Oui, le Père avait lu des livres où l’on parlait de ces pays; mais ces pays n’étaient pas l’île merveilleuse. Les Pères de là-bas, quand ils avaient voulu lui décrire les délices du Paradis, avaient dit que ce serait une île immense, semblable à sa patrie, mais encore plus belle, où l’on ne connaîtrait pas les typhons ni la mort. Et l’angoisse des damnés qui songeaient au Paradis ne pouvait être plus terrible que la tristesse de ceux qui songeaient à leur île, dans le froid des rues boueuses, entre les hautes maisons grises, sous un ciel chargé de pluie!
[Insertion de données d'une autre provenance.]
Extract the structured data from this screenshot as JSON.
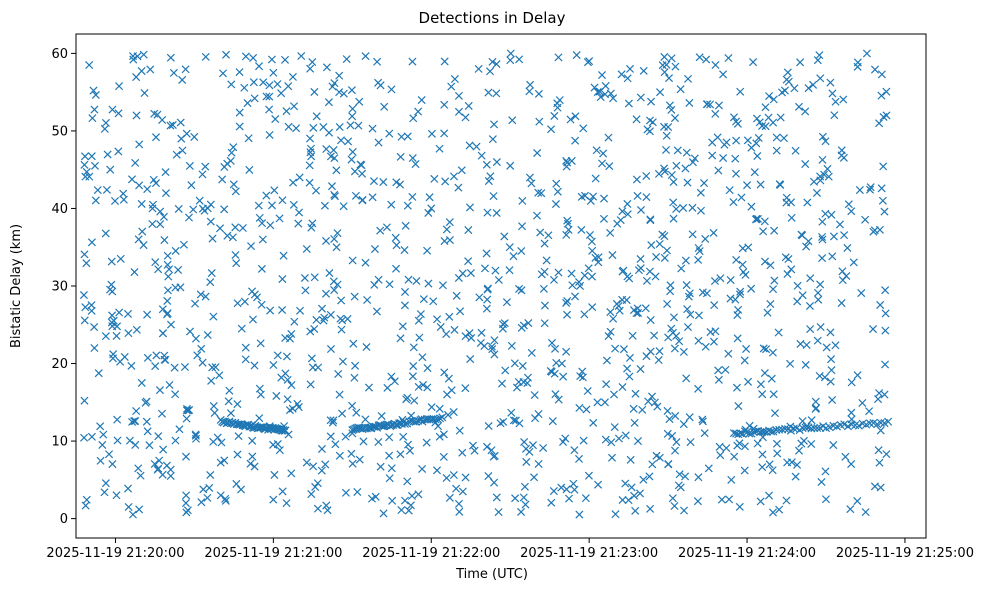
{
  "chart_data": {
    "type": "scatter",
    "title": "Detections in Delay",
    "xlabel": "Time (UTC)",
    "ylabel": "Bistatic Delay (km)",
    "x_ticks": [
      "2025-11-19 21:20:00",
      "2025-11-19 21:21:00",
      "2025-11-19 21:22:00",
      "2025-11-19 21:23:00",
      "2025-11-19 21:24:00",
      "2025-11-19 21:25:00"
    ],
    "y_ticks": [
      "0",
      "10",
      "20",
      "30",
      "40",
      "50",
      "60"
    ],
    "xlim": [
      "2025-11-19 21:19:45",
      "2025-11-19 21:25:08"
    ],
    "ylim": [
      -2.5,
      62.5
    ],
    "marker": "x",
    "grid": false,
    "colors": {
      "series": "#1f77b4",
      "axis": "#000000"
    },
    "series": [
      {
        "trend_tracks": [
          {
            "x": [
              "2025-11-19 21:20:40",
              "2025-11-19 21:20:50",
              "2025-11-19 21:20:58",
              "2025-11-19 21:21:05"
            ],
            "y": [
              12.6,
              12.0,
              11.6,
              11.4
            ]
          },
          {
            "x": [
              "2025-11-19 21:21:30",
              "2025-11-19 21:21:40",
              "2025-11-19 21:21:50",
              "2025-11-19 21:22:05"
            ],
            "y": [
              11.5,
              11.9,
              12.3,
              13.0
            ]
          },
          {
            "x": [
              "2025-11-19 21:23:55",
              "2025-11-19 21:24:10",
              "2025-11-19 21:24:30",
              "2025-11-19 21:24:55"
            ],
            "y": [
              11.0,
              11.3,
              11.8,
              12.5
            ]
          }
        ],
        "x": [
          "2025-11-19 21:19:50",
          "2025-11-19 21:19:52",
          "2025-11-19 21:19:55",
          "2025-11-19 21:19:58",
          "2025-11-19 21:20:02",
          "2025-11-19 21:20:05",
          "2025-11-19 21:20:08",
          "2025-11-19 21:20:10",
          "2025-11-19 21:20:14",
          "2025-11-19 21:20:18",
          "2025-11-19 21:20:21",
          "2025-11-19 21:20:25",
          "2025-11-19 21:20:28",
          "2025-11-19 21:20:32",
          "2025-11-19 21:20:36",
          "2025-11-19 21:20:40",
          "2025-11-19 21:20:44",
          "2025-11-19 21:20:48",
          "2025-11-19 21:20:52",
          "2025-11-19 21:20:56",
          "2025-11-19 21:21:00",
          "2025-11-19 21:21:05",
          "2025-11-19 21:21:10",
          "2025-11-19 21:21:15",
          "2025-11-19 21:21:20",
          "2025-11-19 21:21:25",
          "2025-11-19 21:21:30",
          "2025-11-19 21:21:35",
          "2025-11-19 21:21:40",
          "2025-11-19 21:21:45",
          "2025-11-19 21:21:50",
          "2025-11-19 21:21:55",
          "2025-11-19 21:22:00",
          "2025-11-19 21:22:06",
          "2025-11-19 21:22:12",
          "2025-11-19 21:22:18",
          "2025-11-19 21:22:24",
          "2025-11-19 21:22:30",
          "2025-11-19 21:22:36",
          "2025-11-19 21:22:42",
          "2025-11-19 21:22:48",
          "2025-11-19 21:22:54",
          "2025-11-19 21:23:00",
          "2025-11-19 21:23:06",
          "2025-11-19 21:23:12",
          "2025-11-19 21:23:18",
          "2025-11-19 21:23:24",
          "2025-11-19 21:23:30",
          "2025-11-19 21:23:36",
          "2025-11-19 21:23:42",
          "2025-11-19 21:23:48",
          "2025-11-19 21:23:54",
          "2025-11-19 21:24:00",
          "2025-11-19 21:24:06",
          "2025-11-19 21:24:12",
          "2025-11-19 21:24:18",
          "2025-11-19 21:24:24",
          "2025-11-19 21:24:30",
          "2025-11-19 21:24:36",
          "2025-11-19 21:24:42",
          "2025-11-19 21:24:48",
          "2025-11-19 21:24:53"
        ],
        "y": [
          58.5,
          22.0,
          9.5,
          45.0,
          33.5,
          1.5,
          52.0,
          17.5,
          38.0,
          27.0,
          5.5,
          49.0,
          14.0,
          41.0,
          30.5,
          3.0,
          56.0,
          24.5,
          8.0,
          36.0,
          57.5,
          2.0,
          44.0,
          19.5,
          29.0,
          55.0,
          11.0,
          33.0,
          48.5,
          6.5,
          27.5,
          52.5,
          40.0,
          16.0,
          3.5,
          58.0,
          23.0,
          45.5,
          9.0,
          31.5,
          53.0,
          4.5,
          59.0,
          15.0,
          38.5,
          26.5,
          7.0,
          50.5,
          21.5,
          34.5,
          58.5,
          5.0,
          43.0,
          10.5,
          24.0,
          55.5,
          31.0,
          2.5,
          47.5,
          18.5,
          37.0,
          52.0
        ]
      }
    ]
  }
}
Le feu fumait et brûlait mal; entre les blocs de charbon des langues de flamme jaillissaient, et mouraient aussitôt; chacune d’elles mettait une lueur plus vive sur la peau brune et fine, sur les yeux liquides, couleur de café, qui se posaient alternativement sur les bandages de la main blessée et sur la triste réalité d’alentour, avec la même expression d’apitoiement pathétique. A travers la porte vitrée on pouvait voir le groupe de matelots chinois, immobiles et presque silencieux, sous un réverbère, transis mais stoïques, sous leurs tuniques minces aux cols relevés. Les coups de timbre des tramways électriques se faisaient entendre de temps en temps, affaiblis par la distance, et c’était le silence de nouveau, rompu une autre fois par un rire grêle d’Asiatique ou un bruit de sandales traînées sur le trottoir. Taoufa contemplait les linges de sa main, et songeait à son île; le châle troué était retombé en arrière, découvrant des cheveux qui luisaient à la lumière du gaz; elle avançait vers le feu, pour chauffer ses pieds, les pantoufles couvertes de paillettes ternies, et regardait, mélancolique, les petites flammes courtes naître et mourir comme des regrets brûlants.
Sur un coup d’œil de son oncle, Timmy se leva et s’en alla nonchalamment vers la porte pour tambouriner une marche sur le carreau en regardant dehors. Father Flanagan se pencha vers Taoufa, et lui demanda d’une voix très douce:
—Et... qu’est-ce que vous faites ici, mon enfant?
Elle le regarda d’un air étonné et secoua la tête. Il hésita un peu, et changeant sa question:
—Avec qui êtes-vous ici, mon enfant?
Elle expliqua sans aucun embarras qu’elle était avec deux hommes de sa race, qu’elle ne pouvait quitter parce qu’ils avaient besoin d’elle: l’un était malade, et l’autre très vieux. Mais quelque jour, un peu plus tard, ils s’en retourneraient ensemble. Si l’un d’eux mourait, ceux qui restaient s’en retourneraient quand même.
Qui étaient ces hommes? L’un était très vieux et plein de sagesse, son grand-père peut-être, bien qu’elle n’en fût pas très sûre. Elle prononça son nom de là-bas, qui était long et sonore comme un verset de cantique. Et l’autre? L’autre était son mari.
Father Flanagan demanda encore à voix basse:
—Est-ce un prêtre de là-bas qui vous a mariés?